Coronavírus

Marcelo diz que não há descontrolo da pandemia e afasta cenário de pré-ruptura

O Presidente da República, Marcelo Rebelo de Sousa, em declarações à comunicação social após a sessão de apresentação sobre a “Situação epidemiológica da Covid-19 em Portugal”, no Infarmed, em Lisboa, 14 de maio de 2020. RODRIGO ANTUNES/LUSA
O Presidente da República, Marcelo Rebelo de Sousa, em declarações à comunicação social após a sessão de apresentação sobre a “Situação epidemiológica da Covid-19 em Portugal”, no Infarmed, em Lisboa, 14 de maio de 2020. RODRIGO ANTUNES/LUSA

Está marcada nova reunião técnica no Infarmed para daqui a duas semanas, com análise mais focada na região de Lisboa e Vale do Tejo.

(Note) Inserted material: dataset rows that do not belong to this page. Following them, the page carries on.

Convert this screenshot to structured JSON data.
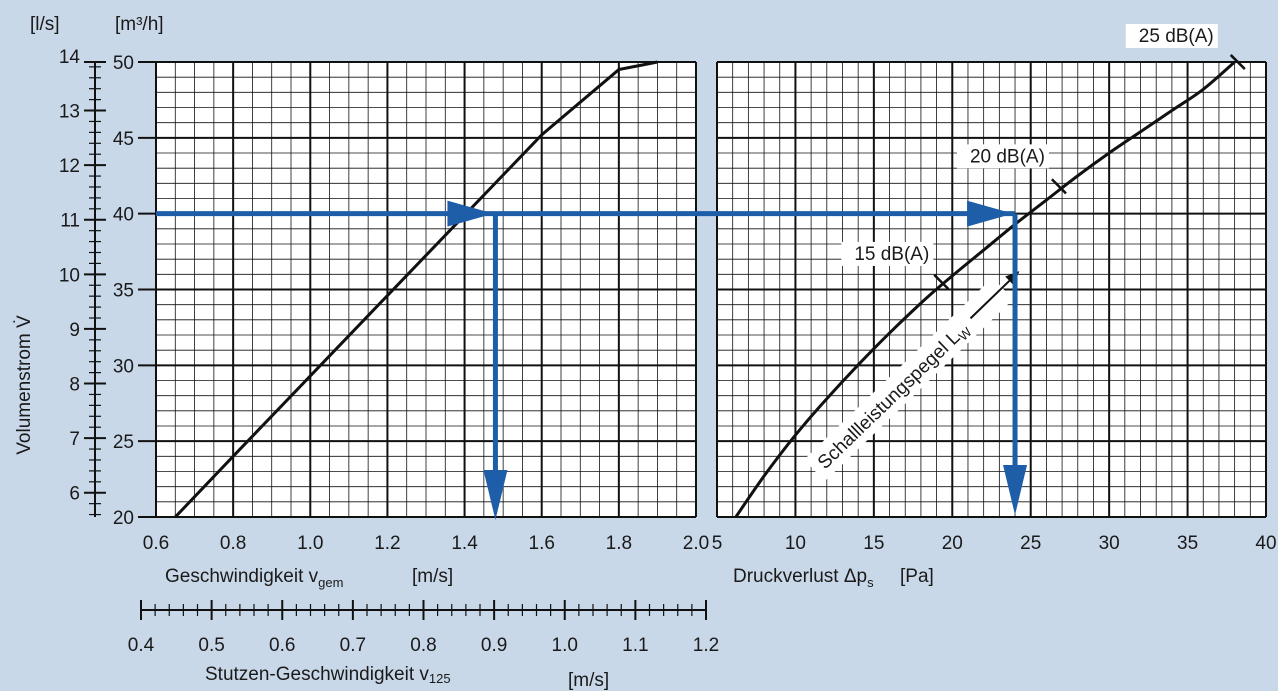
{
  "chart_data": [
    {
      "type": "line",
      "x_axis": {
        "label_main": "Geschwindigkeit v",
        "label_sub": "gem",
        "label_unit": "[m/s]",
        "range": [
          0.6,
          2.0
        ],
        "ticks": [
          "0.6",
          "0.8",
          "1.0",
          "1.2",
          "1.4",
          "1.6",
          "1.8",
          "2.0"
        ]
      },
      "y_axis": {
        "unit_m3h": "[m³/h]",
        "unit_ls": "[l/s]",
        "range_m3h": [
          20,
          50
        ],
        "ticks_m3h": [
          "20",
          "25",
          "30",
          "35",
          "40",
          "45",
          "50"
        ],
        "range_ls": [
          5.556,
          13.889
        ],
        "ticks_ls": [
          "6",
          "7",
          "8",
          "9",
          "10",
          "11",
          "12",
          "13",
          "14"
        ],
        "label": "Volumenstrom V̇"
      },
      "series": [
        {
          "x": [
            0.65,
            0.8,
            1.0,
            1.2,
            1.4,
            1.6,
            1.8,
            1.9
          ],
          "y": [
            20,
            24.0,
            29.3,
            34.6,
            39.9,
            45.2,
            49.5,
            50
          ]
        }
      ],
      "grid": true
    },
    {
      "type": "line",
      "x_axis": {
        "label": "Druckverlust Δp",
        "label_sub": "s",
        "label_unit": "[Pa]",
        "range": [
          5,
          40
        ],
        "ticks": [
          "5",
          "10",
          "15",
          "20",
          "25",
          "30",
          "35",
          "40"
        ]
      },
      "series": [
        {
          "x": [
            6.2,
            8,
            10,
            12,
            15,
            18,
            20,
            22,
            24,
            26,
            28,
            30,
            32,
            34,
            36,
            38
          ],
          "y": [
            20,
            22.7,
            25.4,
            27.8,
            31.1,
            34.1,
            35.9,
            37.6,
            39.3,
            40.9,
            42.5,
            44.0,
            45.4,
            46.8,
            48.2,
            50
          ]
        }
      ],
      "sound_marks": [
        {
          "label": "15 dB(A)",
          "x": 19.3,
          "y": 35.5
        },
        {
          "label": "20 dB(A)",
          "x": 26.8,
          "y": 41.8
        },
        {
          "label": "25 dB(A)",
          "x": 38.2,
          "y": 50
        }
      ],
      "curve_label": {
        "main": "Schallleistungspegel L",
        "sub": "W"
      },
      "grid": true
    },
    {
      "type": "axis",
      "label_main": "Stutzen-Geschwindigkeit v",
      "label_sub": "125",
      "label_unit": "[m/s]",
      "range": [
        0.4,
        1.2
      ],
      "ticks": [
        "0.4",
        "0.5",
        "0.6",
        "0.7",
        "0.8",
        "0.9",
        "1.0",
        "1.1",
        "1.2"
      ]
    }
  ],
  "example_path": {
    "volume_m3h": 40,
    "velocity_ms": 1.48,
    "pressure_pa": 24
  },
  "colors": {
    "background": "#c9d8e8",
    "plot": "#ffffff",
    "grid": "#111111",
    "curve": "#111111",
    "arrow": "#1e5ea8"
  }
}
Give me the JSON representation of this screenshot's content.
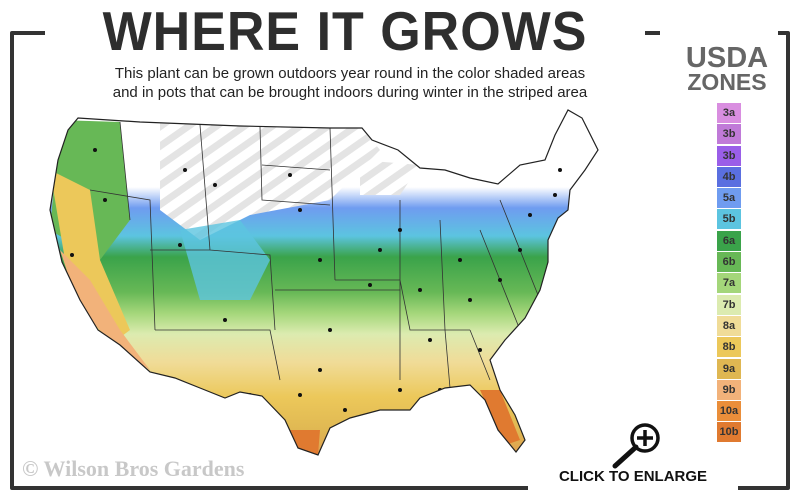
{
  "header": {
    "title": "WHERE IT GROWS",
    "subtitle_line1": "This plant can be grown outdoors year round in the color shaded areas",
    "subtitle_line2": "and in pots that can be brought indoors during winter in the striped area"
  },
  "legend": {
    "title_line1": "USDA",
    "title_line2": "ZONES",
    "zones": [
      {
        "label": "3a",
        "color": "#d98ee0"
      },
      {
        "label": "3b",
        "color": "#c07ad8"
      },
      {
        "label": "3b",
        "color": "#9a5ee8"
      },
      {
        "label": "4b",
        "color": "#5a6fe0"
      },
      {
        "label": "5a",
        "color": "#6f9cf0"
      },
      {
        "label": "5b",
        "color": "#5cc4e0"
      },
      {
        "label": "6a",
        "color": "#3aa34a"
      },
      {
        "label": "6b",
        "color": "#67b856"
      },
      {
        "label": "7a",
        "color": "#a4d67a"
      },
      {
        "label": "7b",
        "color": "#dcebb0"
      },
      {
        "label": "8a",
        "color": "#f0dc98"
      },
      {
        "label": "8b",
        "color": "#ecc85a"
      },
      {
        "label": "9a",
        "color": "#dfb752"
      },
      {
        "label": "9b",
        "color": "#f2b27a"
      },
      {
        "label": "10a",
        "color": "#ea8e3a"
      },
      {
        "label": "10b",
        "color": "#e07a30"
      }
    ]
  },
  "footer": {
    "copyright": "© Wilson Bros Gardens",
    "enlarge_label": "CLICK TO ENLARGE",
    "enlarge_icon": "magnifier-plus-icon"
  }
}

O Presidente da República acredita que não há descontrolo da pandemia na região de Lisboa e Vale do Tejo e afasta um cenário de pré-ruptura do Serviço Nacional de Saúde (SNS).

“Aquilo que os especialistas disseram corresponde ao que os números mostram. O que os números mostram é que não há descontrolo”, afirmou Marcelo Rebelo de Sousa, no final da reunião desta quarta-feira, dia 24 de junho, no Infarmed em Lisboa, com vários especialistas.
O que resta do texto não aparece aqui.